His jaw flexed again. “She talks to me more than anyone. But don’t confuse that with leverage.”
I held his stare. “I’m not. I’m asking you to listen.”
The silence that followed wasn’t just about strategy. Chase’s gaze slid toward Theo, measuring. Jax shifted too, catching the tension.
Theo kept his expression even, but his shoulders stayed rigid, arms locked too tight at his sides. “It’s just information,” he muttered at last. Then, quieter: “For now.”
For now.
Jax gave a low whistle, half-smirk tugging his mouth. “Sounds as if you’ve got your own angle, my guy.”
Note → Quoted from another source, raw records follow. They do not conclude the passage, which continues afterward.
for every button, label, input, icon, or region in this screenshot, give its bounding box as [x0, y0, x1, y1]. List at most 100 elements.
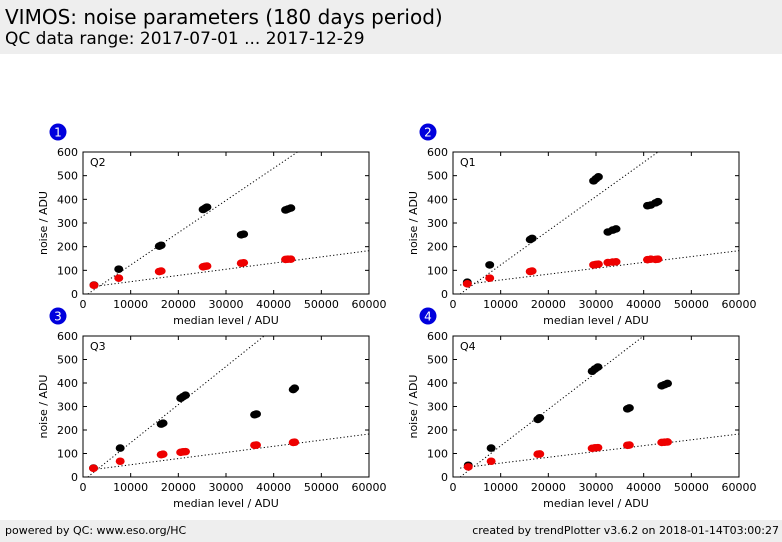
x-tick-label: 10000: [113, 481, 148, 494]
data-point-black: [286, 204, 296, 212]
x-tick-label: 60000: [722, 298, 757, 311]
fit-line: [87, 336, 265, 477]
y-axis-label: noise / ADU: [37, 191, 50, 255]
data-point-black: [158, 419, 168, 427]
panel-number: 1: [54, 126, 62, 140]
panel-number-badge: [49, 123, 67, 141]
data-point-red: [486, 457, 496, 466]
footer-bar: powered by QC: www.eso.org/HC created by…: [0, 520, 782, 542]
data-point-red: [202, 262, 212, 270]
x-tick-label: 10000: [483, 481, 518, 494]
data-point-red: [527, 267, 537, 275]
data-point-red: [89, 281, 99, 290]
x-tick-label: 0: [450, 481, 457, 494]
data-point-black: [156, 241, 166, 250]
x-tick-label: 0: [450, 298, 457, 311]
data-point-black: [593, 363, 603, 371]
data-point-red: [653, 255, 663, 264]
data-point-red: [114, 274, 124, 282]
plot-frame: [452, 151, 740, 295]
data-point-red: [115, 457, 125, 466]
y-tick-label: 200: [427, 241, 448, 254]
x-axis-label: median level / ADU: [173, 314, 279, 327]
data-point-red: [535, 450, 545, 458]
x-axis-label: median level / ADU: [173, 497, 279, 510]
x-axis-label: median level / ADU: [543, 497, 649, 510]
x-tick-label: 50000: [304, 481, 339, 494]
y-tick-label: 500: [427, 170, 448, 183]
panel-number-badge: [419, 307, 437, 325]
y-tick-label: 100: [427, 264, 448, 277]
data-point-red: [593, 443, 603, 452]
fit-line: [90, 250, 369, 288]
x-tick-label: 40000: [626, 298, 661, 311]
x-tick-label: 30000: [209, 298, 244, 311]
y-tick-label: 200: [427, 424, 448, 437]
chart-panel-1: 0 10000 20000 30000 40000 50000 60000 0 100 200 30…: [37, 123, 387, 327]
data-point-black: [486, 444, 496, 452]
y-tick-label: 500: [427, 354, 448, 367]
y-tick-label: 400: [427, 377, 448, 390]
data-point-red: [462, 280, 472, 288]
data-point-red: [156, 267, 166, 275]
data-point-red: [463, 463, 473, 471]
x-tick-label: 10000: [483, 298, 518, 311]
chart-panel-2: 0 10000 20000 30000 40000 50000 60000 0 100 200 30…: [407, 123, 757, 327]
y-axis-label: noise / ADU: [407, 374, 420, 438]
x-tick-label: 50000: [304, 298, 339, 311]
page-title: VIMOS: noise parameters (180 days period…: [5, 5, 443, 29]
x-tick-label: 50000: [674, 481, 709, 494]
data-point-red: [180, 447, 190, 456]
data-point-black: [535, 413, 545, 422]
y-tick-label: 600: [57, 146, 78, 159]
data-point-red: [239, 258, 249, 267]
chart-panel-4: 0 10000 20000 30000 40000 50000 60000 0 100 200 30…: [407, 307, 757, 510]
plot-frame: [82, 151, 370, 295]
data-point-black: [611, 225, 621, 233]
y-tick-label: 0: [71, 471, 78, 484]
x-tick-label: 0: [80, 298, 87, 311]
y-tick-label: 200: [57, 241, 78, 254]
x-axis-label: median level / ADU: [543, 314, 649, 327]
y-axis-label: noise / ADU: [37, 374, 50, 438]
data-point-black: [114, 265, 124, 273]
data-point-black: [485, 261, 495, 269]
data-point-black: [239, 230, 249, 238]
data-point-red: [485, 274, 495, 282]
data-point-black: [663, 379, 672, 388]
x-tick-label: 40000: [256, 481, 291, 494]
x-tick-label: 30000: [579, 481, 614, 494]
y-tick-label: 0: [441, 288, 448, 301]
y-tick-label: 0: [71, 288, 78, 301]
data-point-black: [202, 203, 212, 211]
data-point-red: [88, 464, 98, 473]
y-tick-label: 100: [427, 448, 448, 461]
panel-number: 3: [54, 310, 62, 324]
panel-number-badge: [49, 307, 67, 325]
panel-label: Q4: [460, 340, 476, 353]
header-bar: VIMOS: noise parameters (180 days period…: [0, 0, 782, 54]
y-tick-label: 300: [427, 401, 448, 414]
panel-number: 2: [424, 126, 432, 140]
x-tick-label: 0: [80, 481, 87, 494]
x-tick-label: 50000: [674, 298, 709, 311]
footer-powered-by: powered by QC: www.eso.org/HC: [5, 524, 187, 537]
data-point-black: [527, 234, 537, 243]
data-point-red: [252, 441, 262, 449]
y-tick-label: 0: [441, 471, 448, 484]
data-point-red: [611, 258, 621, 266]
data-point-red: [286, 255, 296, 264]
x-tick-label: 20000: [161, 481, 196, 494]
y-tick-label: 400: [427, 193, 448, 206]
chart-panel-3: 0 10000 20000 30000 40000 50000 60000 0 100 200 30…: [37, 307, 387, 510]
data-point-black: [115, 444, 125, 452]
x-tick-label: 10000: [113, 298, 148, 311]
y-tick-label: 500: [57, 354, 78, 367]
x-tick-label: 30000: [579, 298, 614, 311]
data-point-black: [593, 173, 603, 181]
x-tick-label: 20000: [531, 481, 566, 494]
y-tick-label: 200: [57, 424, 78, 437]
y-axis-label: noise / ADU: [407, 191, 420, 255]
y-tick-label: 300: [427, 217, 448, 230]
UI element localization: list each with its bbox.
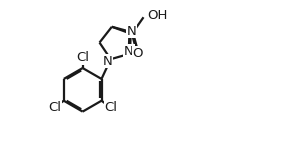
Text: N: N <box>124 45 134 58</box>
Text: Cl: Cl <box>104 101 117 114</box>
Text: OH: OH <box>147 9 168 22</box>
Text: N: N <box>103 55 112 68</box>
Text: N: N <box>127 25 136 38</box>
Text: Cl: Cl <box>76 51 89 64</box>
Text: Cl: Cl <box>48 101 61 114</box>
Text: O: O <box>132 47 143 60</box>
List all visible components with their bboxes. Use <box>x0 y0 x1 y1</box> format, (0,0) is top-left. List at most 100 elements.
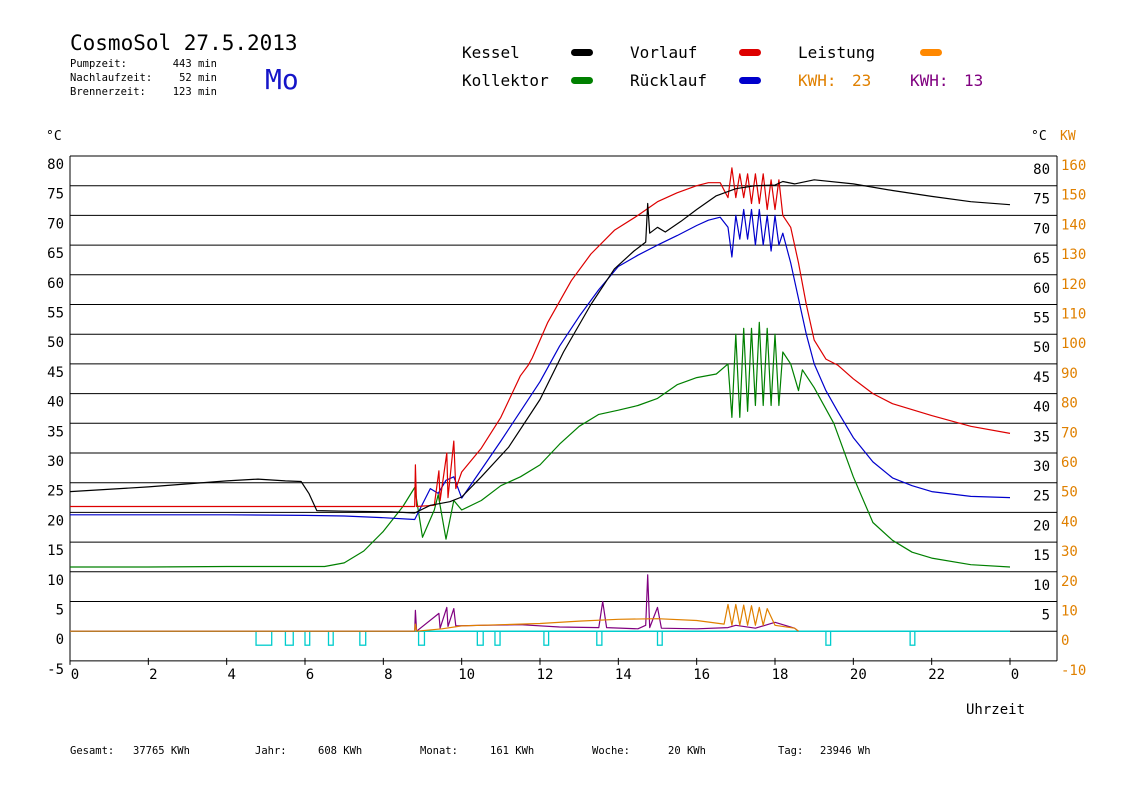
y-tick-label-left: 70 <box>47 216 64 232</box>
stat-label: Pumpzeit: <box>70 58 127 70</box>
y-tick-label-kw: 30 <box>1061 544 1078 560</box>
x-tick-label: 22 <box>928 667 945 683</box>
y-tick-label-right: 45 <box>1033 370 1050 386</box>
series-line <box>70 208 1011 521</box>
y-tick-label-kw: 0 <box>1061 633 1069 649</box>
legend-swatch-leistung <box>920 49 942 56</box>
series-lines <box>69 167 1011 632</box>
y-axis-unit-right: °C <box>1031 129 1047 144</box>
pump-pulse <box>417 630 426 646</box>
pump-pulse <box>656 630 663 646</box>
legend-swatch-kessel <box>571 49 593 56</box>
y-tick-label-left: 15 <box>47 543 64 559</box>
pump-pulse <box>476 630 484 646</box>
y-tick-label-right: 10 <box>1033 578 1050 594</box>
y-tick-label-left: 0 <box>56 632 64 648</box>
y-tick-label-left: 10 <box>47 573 64 589</box>
kwh-label-2: KWH: <box>910 71 949 90</box>
x-tick-label: 16 <box>693 667 710 683</box>
y-tick-label-right: 60 <box>1033 281 1050 297</box>
weekday-label: Mo <box>265 63 299 96</box>
legend-label-kessel: Kessel <box>462 43 520 62</box>
y-tick-label-left: 30 <box>47 454 64 470</box>
y-tick-label-kw: 100 <box>1061 336 1086 352</box>
y-tick-label-left: 40 <box>47 395 64 411</box>
x-tick-label: 6 <box>306 667 314 683</box>
stat-value: 443 min <box>173 58 217 70</box>
total-label: Gesamt: <box>70 745 114 757</box>
y-tick-label-right: 55 <box>1033 311 1050 327</box>
y-tick-label-kw: 60 <box>1061 455 1078 471</box>
day-label: Tag: <box>778 745 803 757</box>
y-tick-label-left: 45 <box>47 365 64 381</box>
x-tick-label: 18 <box>772 667 789 683</box>
pump-pulse <box>909 630 916 646</box>
stat-value: 52 min <box>179 72 217 84</box>
y-tick-label-kw: 90 <box>1061 366 1078 382</box>
y-tick-label-right: 25 <box>1033 489 1050 505</box>
y-tick-label-kw: 10 <box>1061 604 1078 620</box>
y-tick-label-left: 20 <box>47 513 64 529</box>
legend-label-leistung: Leistung <box>798 43 875 62</box>
y-tick-label-kw: 160 <box>1061 158 1086 174</box>
series-line <box>70 167 1011 508</box>
pump-pulse <box>327 630 334 646</box>
y-tick-label-right: 70 <box>1033 221 1050 237</box>
legend-label-ruecklauf: Rücklauf <box>630 71 707 90</box>
x-tick-label: 2 <box>149 667 157 683</box>
y-tick-label-right: 75 <box>1033 192 1050 208</box>
y-tick-label-right: 15 <box>1033 548 1050 564</box>
y-tick-label-right: 35 <box>1033 429 1050 445</box>
x-tick-label: 0 <box>71 667 79 683</box>
series-line <box>69 179 1011 514</box>
y-tick-label-kw: 70 <box>1061 425 1078 441</box>
pump-pulse <box>255 630 273 646</box>
legend-swatch-vorlauf <box>739 49 761 56</box>
total-value: 37765 KWh <box>133 745 190 757</box>
chart-title: CosmoSol 27.5.2013 <box>70 31 298 55</box>
month-value: 161 KWh <box>490 745 534 757</box>
stat-value: 123 min <box>173 86 217 98</box>
y-tick-label-kw: 50 <box>1061 485 1078 501</box>
kwh-value-2: 13 <box>964 71 983 90</box>
y-tick-label-left: 75 <box>47 187 64 203</box>
y-tick-label-kw: 40 <box>1061 514 1078 530</box>
week-value: 20 KWh <box>668 745 706 757</box>
x-tick-label: 8 <box>384 667 392 683</box>
y-tick-label-left: 5 <box>56 603 64 619</box>
series-line <box>70 603 799 632</box>
pump-pulse <box>543 630 550 646</box>
y-tick-label-left: 60 <box>47 276 64 292</box>
legend-swatch-kollektor <box>571 77 593 84</box>
pump-pulse <box>304 630 311 646</box>
y-tick-label-right: 40 <box>1033 400 1050 416</box>
y-tick-label-right: 50 <box>1033 340 1050 356</box>
y-tick-label-kw: 20 <box>1061 574 1078 590</box>
x-axis-label: Uhrzeit <box>966 702 1025 718</box>
y-tick-label-kw: 140 <box>1061 217 1086 233</box>
y-tick-label-kw: 130 <box>1061 247 1086 263</box>
y-tick-label-left: 80 <box>47 157 64 173</box>
legend-swatch-ruecklauf <box>739 77 761 84</box>
series-line <box>70 574 799 632</box>
y-tick-label-right: 65 <box>1033 251 1050 267</box>
kwh-value-1: 23 <box>852 71 871 90</box>
tick-labels: 80757065605550454035302520151050-5807570… <box>47 157 1086 683</box>
pump-pulses <box>70 630 1010 646</box>
legend-label-vorlauf: Vorlauf <box>630 43 697 62</box>
stat-label: Brennerzeit: <box>70 86 146 98</box>
x-tick-label: 12 <box>537 667 554 683</box>
y-tick-label-kw: 120 <box>1061 277 1086 293</box>
y-tick-label-kw: 80 <box>1061 396 1078 412</box>
year-label: Jahr: <box>255 745 287 757</box>
y-tick-label-left: 25 <box>47 484 64 500</box>
y-axis-unit-kw: KW <box>1060 129 1076 144</box>
y-tick-label-left: 55 <box>47 306 64 322</box>
runtime-stats: Pumpzeit: 443 min Nachlaufzeit: 52 min B… <box>70 58 217 98</box>
kwh-label-1: KWH: <box>798 71 837 90</box>
y-tick-label-kw: -10 <box>1061 663 1086 679</box>
y-tick-label-right: 30 <box>1033 459 1050 475</box>
day-value: 23946 Wh <box>820 745 871 757</box>
y-tick-label-kw: 150 <box>1061 188 1086 204</box>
Theo didn’t rise to it, just stared past him at the dark line of trees beyond the lot. Which said more than words.
I let it drop—for now.
Chase rubbed the back of his neck, gaze drifting as Jax shifted beside him, arms crossed tight. The crackle between them wasn’t about Dunn or Elise. I saw it in the way Chase’s jaw tightened—and in the way Jax hadn’t bothered hiding where his attention kept landing earlier that afternoon.
Avery had caught up with Mila outside school before practice, blond hair flashing in the sun as she laughed at something Mila said. Jax’s gaze had tracked her more than once, and Chase had seen it.
Now the silence stretched, heavy with the argument neither of them was ready to have.